FRUITPORT – The Fruitport volleyball team plays a lot of really good teams with really big hitters, so strong defense is necessary for the Trojans.

But heading into the season, Fruitport head coach Nicole Bayle was not sure who would play libero, the critical back line defensive position.

Luckily Lauren Reidel stepped up and claimed the spot and has been performing even better than Bayle could have imagined.

Reidel, always a good defender, has taken her game to a new level this season, diving all over the court to keep opposing shots from landing.

She is averaging a pretty amazing 5.8 digs per set and has a total of 272 heading into Tuesday’s match at Hamilton.

Fruitport’s Lauren Reidel

That means Reidel has kept 272 shots from becoming points for opponents, which has been critical for the Trojans.

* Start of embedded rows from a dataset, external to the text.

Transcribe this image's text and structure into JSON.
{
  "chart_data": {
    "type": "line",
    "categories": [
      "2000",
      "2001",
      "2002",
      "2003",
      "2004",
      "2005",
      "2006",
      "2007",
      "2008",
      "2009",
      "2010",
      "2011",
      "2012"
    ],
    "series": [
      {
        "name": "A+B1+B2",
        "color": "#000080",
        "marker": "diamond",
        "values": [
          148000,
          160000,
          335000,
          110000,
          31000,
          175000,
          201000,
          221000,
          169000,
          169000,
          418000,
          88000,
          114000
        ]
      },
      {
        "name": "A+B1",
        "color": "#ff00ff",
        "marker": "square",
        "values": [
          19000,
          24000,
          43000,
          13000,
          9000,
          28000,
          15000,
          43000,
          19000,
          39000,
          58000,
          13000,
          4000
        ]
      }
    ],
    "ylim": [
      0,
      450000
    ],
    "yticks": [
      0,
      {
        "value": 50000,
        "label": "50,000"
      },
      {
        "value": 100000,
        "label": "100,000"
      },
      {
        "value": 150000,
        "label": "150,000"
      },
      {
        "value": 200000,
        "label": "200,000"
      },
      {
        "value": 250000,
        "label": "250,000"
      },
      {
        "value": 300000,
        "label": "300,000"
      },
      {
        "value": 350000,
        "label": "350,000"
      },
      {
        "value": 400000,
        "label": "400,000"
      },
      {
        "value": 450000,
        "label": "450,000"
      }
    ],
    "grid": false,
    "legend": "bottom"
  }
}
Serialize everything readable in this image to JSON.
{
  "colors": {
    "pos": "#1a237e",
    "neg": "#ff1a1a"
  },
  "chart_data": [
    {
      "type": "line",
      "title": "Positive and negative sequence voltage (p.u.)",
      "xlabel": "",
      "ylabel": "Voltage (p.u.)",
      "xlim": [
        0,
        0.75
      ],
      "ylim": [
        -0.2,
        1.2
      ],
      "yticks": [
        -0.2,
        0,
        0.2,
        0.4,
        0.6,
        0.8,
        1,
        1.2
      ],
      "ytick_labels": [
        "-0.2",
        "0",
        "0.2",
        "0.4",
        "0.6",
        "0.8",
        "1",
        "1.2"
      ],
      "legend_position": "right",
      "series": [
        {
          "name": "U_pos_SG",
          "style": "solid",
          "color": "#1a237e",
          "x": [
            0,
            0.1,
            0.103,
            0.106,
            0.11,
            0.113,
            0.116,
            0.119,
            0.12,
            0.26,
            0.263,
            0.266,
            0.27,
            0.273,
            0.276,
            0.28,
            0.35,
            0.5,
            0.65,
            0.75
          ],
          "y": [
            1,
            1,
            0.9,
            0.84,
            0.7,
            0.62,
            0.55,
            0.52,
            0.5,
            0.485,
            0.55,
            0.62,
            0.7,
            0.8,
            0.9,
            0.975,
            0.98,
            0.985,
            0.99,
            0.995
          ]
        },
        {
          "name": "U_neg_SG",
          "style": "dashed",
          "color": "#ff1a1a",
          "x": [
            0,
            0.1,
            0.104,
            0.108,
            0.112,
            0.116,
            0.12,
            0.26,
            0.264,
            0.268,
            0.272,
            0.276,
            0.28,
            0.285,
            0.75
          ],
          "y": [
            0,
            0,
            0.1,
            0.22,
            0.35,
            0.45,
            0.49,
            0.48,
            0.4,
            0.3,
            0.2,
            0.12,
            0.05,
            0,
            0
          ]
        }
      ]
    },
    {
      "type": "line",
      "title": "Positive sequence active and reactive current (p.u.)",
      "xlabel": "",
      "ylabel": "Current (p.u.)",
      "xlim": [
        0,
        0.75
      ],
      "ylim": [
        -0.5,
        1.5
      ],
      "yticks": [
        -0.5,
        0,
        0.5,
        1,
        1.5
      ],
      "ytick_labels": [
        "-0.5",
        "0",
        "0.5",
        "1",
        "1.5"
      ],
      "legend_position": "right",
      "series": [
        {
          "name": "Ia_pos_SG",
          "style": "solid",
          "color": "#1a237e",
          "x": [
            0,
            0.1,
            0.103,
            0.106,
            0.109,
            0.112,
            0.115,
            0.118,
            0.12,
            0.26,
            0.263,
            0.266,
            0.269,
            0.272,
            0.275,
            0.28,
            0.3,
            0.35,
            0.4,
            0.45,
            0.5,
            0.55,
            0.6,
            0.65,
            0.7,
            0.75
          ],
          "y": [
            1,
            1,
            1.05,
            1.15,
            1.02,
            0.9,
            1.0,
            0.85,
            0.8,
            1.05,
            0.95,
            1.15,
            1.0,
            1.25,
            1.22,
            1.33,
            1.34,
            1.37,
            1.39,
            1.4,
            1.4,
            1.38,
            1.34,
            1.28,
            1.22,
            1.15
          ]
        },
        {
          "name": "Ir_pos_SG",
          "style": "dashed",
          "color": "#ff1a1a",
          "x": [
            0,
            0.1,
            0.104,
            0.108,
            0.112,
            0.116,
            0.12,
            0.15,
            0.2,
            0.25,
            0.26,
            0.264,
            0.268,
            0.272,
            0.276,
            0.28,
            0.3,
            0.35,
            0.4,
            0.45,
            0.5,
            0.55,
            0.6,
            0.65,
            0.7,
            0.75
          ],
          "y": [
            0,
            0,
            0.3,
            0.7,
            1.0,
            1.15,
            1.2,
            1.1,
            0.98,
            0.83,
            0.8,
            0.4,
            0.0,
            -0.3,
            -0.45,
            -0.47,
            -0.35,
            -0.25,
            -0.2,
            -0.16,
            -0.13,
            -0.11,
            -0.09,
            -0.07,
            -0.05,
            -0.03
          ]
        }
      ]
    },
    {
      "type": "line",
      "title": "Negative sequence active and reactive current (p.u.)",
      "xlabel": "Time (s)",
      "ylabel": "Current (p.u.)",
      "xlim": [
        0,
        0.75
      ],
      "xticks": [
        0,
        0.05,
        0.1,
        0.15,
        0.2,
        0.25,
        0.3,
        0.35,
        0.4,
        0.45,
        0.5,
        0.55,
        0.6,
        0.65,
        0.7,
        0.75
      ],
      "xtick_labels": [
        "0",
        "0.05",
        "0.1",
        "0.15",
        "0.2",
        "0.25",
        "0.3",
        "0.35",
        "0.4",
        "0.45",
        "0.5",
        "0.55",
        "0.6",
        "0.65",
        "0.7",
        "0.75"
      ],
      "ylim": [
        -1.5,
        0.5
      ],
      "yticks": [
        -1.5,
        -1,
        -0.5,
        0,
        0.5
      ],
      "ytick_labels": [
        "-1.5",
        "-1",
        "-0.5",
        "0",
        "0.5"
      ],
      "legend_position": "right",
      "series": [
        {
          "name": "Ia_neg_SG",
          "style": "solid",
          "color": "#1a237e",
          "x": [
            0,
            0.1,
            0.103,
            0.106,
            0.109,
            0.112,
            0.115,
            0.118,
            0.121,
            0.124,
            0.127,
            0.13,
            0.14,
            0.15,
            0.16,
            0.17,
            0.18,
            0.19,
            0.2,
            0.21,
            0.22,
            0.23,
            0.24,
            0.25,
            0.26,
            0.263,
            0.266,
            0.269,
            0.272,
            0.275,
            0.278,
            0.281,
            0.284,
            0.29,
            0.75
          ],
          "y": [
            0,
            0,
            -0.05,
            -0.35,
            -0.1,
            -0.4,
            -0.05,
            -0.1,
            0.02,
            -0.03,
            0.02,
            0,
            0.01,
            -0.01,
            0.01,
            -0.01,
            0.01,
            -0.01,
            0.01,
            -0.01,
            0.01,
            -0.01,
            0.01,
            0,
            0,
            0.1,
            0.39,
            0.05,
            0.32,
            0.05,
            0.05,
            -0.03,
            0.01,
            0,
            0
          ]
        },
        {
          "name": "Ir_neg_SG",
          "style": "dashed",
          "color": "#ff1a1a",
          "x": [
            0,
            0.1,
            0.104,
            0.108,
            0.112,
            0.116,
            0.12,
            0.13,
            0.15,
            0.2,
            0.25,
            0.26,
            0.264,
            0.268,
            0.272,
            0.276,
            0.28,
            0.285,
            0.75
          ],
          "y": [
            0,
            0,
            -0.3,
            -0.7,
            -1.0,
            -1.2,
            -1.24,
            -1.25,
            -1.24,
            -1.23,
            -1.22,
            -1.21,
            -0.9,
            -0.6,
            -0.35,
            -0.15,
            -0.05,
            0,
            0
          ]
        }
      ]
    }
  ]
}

“She’s such a fast kid, and she reacts and responds,” Bayle said about her new libero. “Right now we’re not an outstanding blocking team, so defense keeps us in matches. She will dig five or six balls in one rally sometimes.”

Riedel has dove around and hit the court so many times this season that both of her kneepads ripped out, and an assistant coach bought her a new pair.

“I’m just really into diving,” said Reidel, a senior. “Some people are scared to dive, but I play soccer too. I’m a goalie, so it comes naturally to me.

“I pretty much just try to line myself up as much as I can, then do my best to get a touch on it.”

Keeping opponents’ shots from landing is a specialty for Reidel. Photo/Jeremy Clark

Bayle said Reidel just “kind of makes it look easy.”

“She just gets a read on the ball, scoops it back up and we’re back in the play,” the coach said. “There is no ball that she does not at least give an effort on.”

Most players of Reidel’s caliber start competing at a pretty young age, often during the elementary school years.

That was not the case with Reidel, whose first love is soccer and wasn’t interested in volleyball at first.

But she attended Fruitport’s Shettler Elementary, where Bayle teaches, and the coach noticed her athletic ability right away.

Photo/Jeremy Clark

“I know her family, and I had been harassing her at school for a long time to be a volleyball player!” Bayle said. “I was like, ‘Come on, just give it a try!”

Reidel finally noticed her friends enjoying volleyball in middle school and gave in.

“Everybody was going out for the team in seventh grade,” she said. “It wasn’t something I felt like doing, but then I went to one of the games and wished I would have tried out. I decided to play in the eighth grade.”

Liberos have to do more than just dig out shots and keep the ball in play. They also play a big role in returning serves on the back line, and Reidel has dramatically improved that part of her game.

She is also a very good server and is second on the team with 16 aces so far this season.

“She has always been an outstanding teammate and player, but she was primarily a soccer player who also played volleyball,” Coach Bayle said. “Kayla Kolberg was our libero last year and Lauren was more of a back row sub. There was sort of a question about who would fill that role this year, but just a couple of weeks into practice we knew that she was that kid.

“Her serve receive was really the piece she needed to work on to earn that role, and she has made some serious improvements. When they serve at us, she carries a big part of the load.”

Photo/Jeremy Clark

The regular season has been challenging for Fruitport in recent years. While the Trojans have long had a strong volleyball program, they compete in the insanely tough O-K Blue conference, play a lot of great teams, and sometimes the outcomes are frustrating.

So far this year the Trojans are 7-11 overall and 0-4 in conference play – but as they demonstrated last season, those conference losses have value.

The Trojans finished seventh out of eight teams in the O-K Blue in 2022 but improved a lot over the course of the season. By the time they reached districts they were ready to roll.

They opened the tournament by beating rival Spring Lake in four sets, overcame a two-deficit and beat Whitehall in the semifinals, then downed Montague in a marathon five-set match in the finals to claim their first Division 2 district title since 2017.

Reidel could see something along those lines happening again this season.

“It was so much fun – the energy was amazing,” she said about last year’s championship. “Everybody at school was so excited for us. I believe we have a really good chance to do it again. We’ve been under pressure before. Our conference schedule definitely gives us growing opportunities and teaches us what we can do better.”